Additionally SQL Server, as well as other applications, write messages to the event log. Some of these messages are informational, while others have warning messages and error information. These application type errors may not cause a problem with applications and therefore go unnoticed. By reviewing the event log daily for these warning and errors type messages you have a better chance at resolving issues that might eventually turn into an outage of your server, or SQL Server instance.
You should consider looking at the event logs daily. Make sure you review all the different event logs, like system, application, etc. Checking these logs daily provides you with confidence that your servers are functioning normal and no abnormal or rogue applications are running on your machine.
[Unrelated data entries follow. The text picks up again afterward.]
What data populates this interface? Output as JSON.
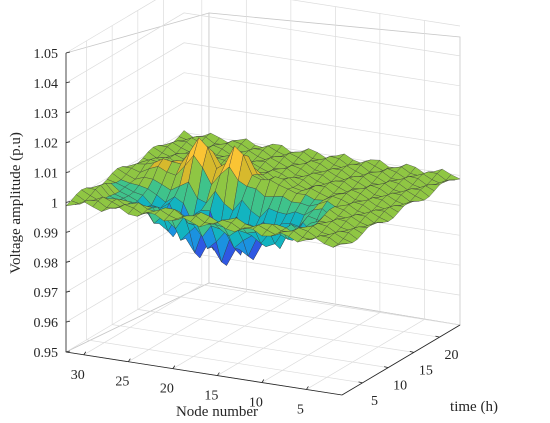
{
  "chart_data": {
    "type": "surface",
    "zlabel": "Voltage amplitude (p.u)",
    "xlabel": "Node number",
    "ylabel": "time (h)",
    "zlim": [
      0.95,
      1.05
    ],
    "z_ticks": [
      "0.95",
      "0.96",
      "0.97",
      "0.98",
      "0.99",
      "1",
      "1.01",
      "1.02",
      "1.03",
      "1.04",
      "1.05"
    ],
    "node_ticks": [
      "30",
      "25",
      "20",
      "15",
      "10",
      "5"
    ],
    "time_ticks": [
      "5",
      "10",
      "15",
      "20"
    ],
    "node_range": [
      1,
      32
    ],
    "time_range": [
      1,
      24
    ],
    "grid": true,
    "colormap": [
      "#3E26A8",
      "#2F58E3",
      "#1B92E0",
      "#13B4C0",
      "#3FC38B",
      "#8FC643",
      "#D7B92D",
      "#FAC434",
      "#F6D61F"
    ],
    "surface_summary": {
      "base_level": 1.0,
      "upper_ridge_max": 1.015,
      "lower_trough_min": 0.978
    }
  }
}
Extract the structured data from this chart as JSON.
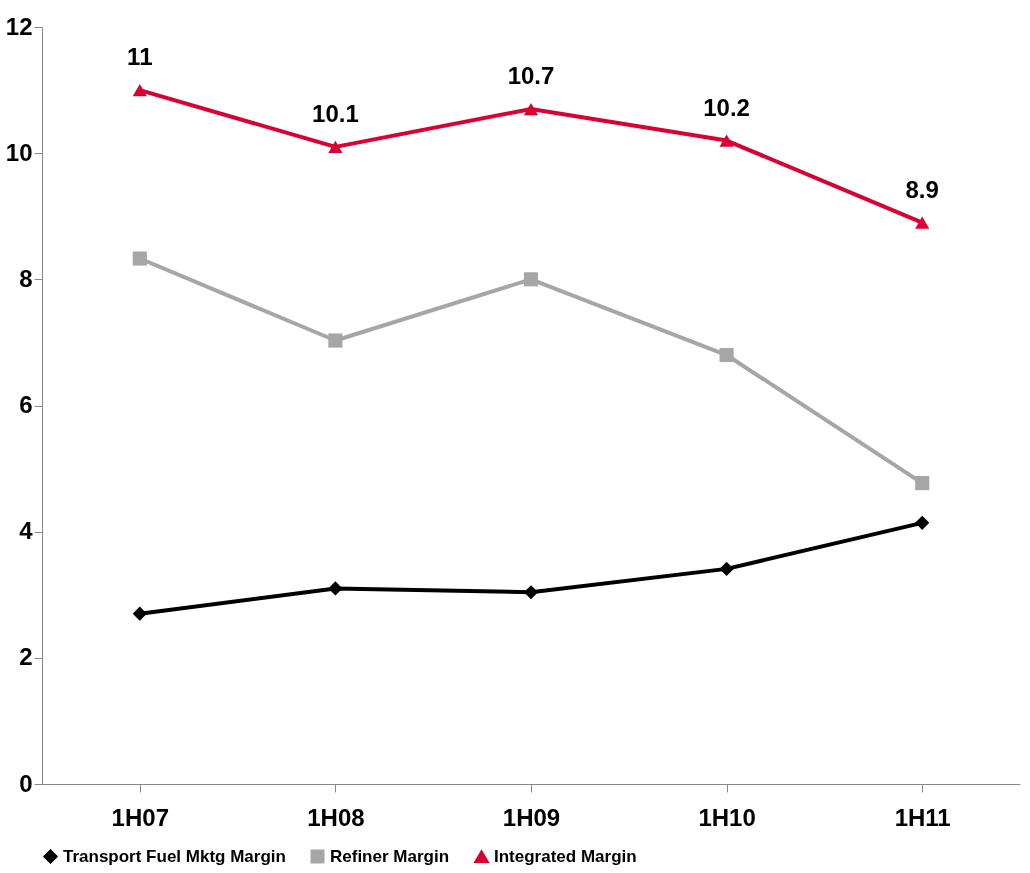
{
  "chart_data": {
    "type": "line",
    "categories": [
      "1H07",
      "1H08",
      "1H09",
      "1H10",
      "1H11"
    ],
    "ylim": [
      0,
      12
    ],
    "yticks": [
      0,
      2,
      4,
      6,
      8,
      10,
      12
    ],
    "grid": false,
    "legend": "bottom",
    "line_style": "solid",
    "series": [
      {
        "name": "Transport Fuel Mktg Margin",
        "color": "#000000",
        "marker": "diamond",
        "values": [
          2.7,
          3.1,
          3.04,
          3.41,
          4.14
        ]
      },
      {
        "name": "Refiner Margin",
        "color": "#a6a6a6",
        "marker": "square",
        "values": [
          8.33,
          7.03,
          8.0,
          6.8,
          4.77
        ]
      },
      {
        "name": "Integrated Margin",
        "color": "#dc0032",
        "marker": "triangle",
        "values": [
          11,
          10.1,
          10.7,
          10.2,
          8.9
        ],
        "value_labels": [
          "11",
          "10.1",
          "10.7",
          "10.2",
          "8.9"
        ]
      }
    ]
  }
}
Check the SQL Server ERRORLOG file
SQL Server maintains an ERRORLOG file. The ERRORLOG file contains both informational, warning and errors messages that happen. Some of the events written to the ERROR log might indicate some problems with your SQL Server instance, like corruption in a database, or slow response to an I/O requests. You should be reviewing the current ERRORLOG file for any messages that are out of the ordinary. By doing this you might have time to resolve a problem before it escalates into a critical problem, or outage of your SQL Server instance. You should get into the habit of looking at the ERRORLOG daily.
The ERRORLOG file can easily be read by using the undocumented extended stored procedure named xp_readerrorlog. Browse the web to find out more information about how to use this undocumented stored procedures to read your error logs. You can also use SQL Server Management Studio, or your favorite text editor to review the ERRORLOG.
Disk Space Availability
As your databases grow over time they will eat up more and more of your available disk space. Unless you have turned off the auto grow options on all of your databases, your databases will grow automatically whenever they need more disk space. These auto growth events could take up much or all of your free disk space quickly if some large rogue data import process was run.
It is important to make sure you always have enough space for your databases to grow. In order to ensure that your drives have appropriate free space and auto growth events have not taken lots of your free disk space you need to monitor available drive space. You can use the undocumented xp_fixeddrrives extended stored procedure to show the amount of free space on each drive. By building a process around xp_fixeddrives output, you can easily be alerted when your drive free space falls below a defined threshold.
Be Proactive, Monitor Daily
DBAs should be proactive and monitor each SQL Server environment daily. By monitoring daily you can quickly identifying problems or potential problems and solve them before they escalate into bigger problems. The listings I provided here and the scripts are by no means complete. You should consider what you think is important to monitor daily for your environment. Once you have developed your list, I encourage you to determine ways to automate your morning monitor tasks to help streamline your monitoring process.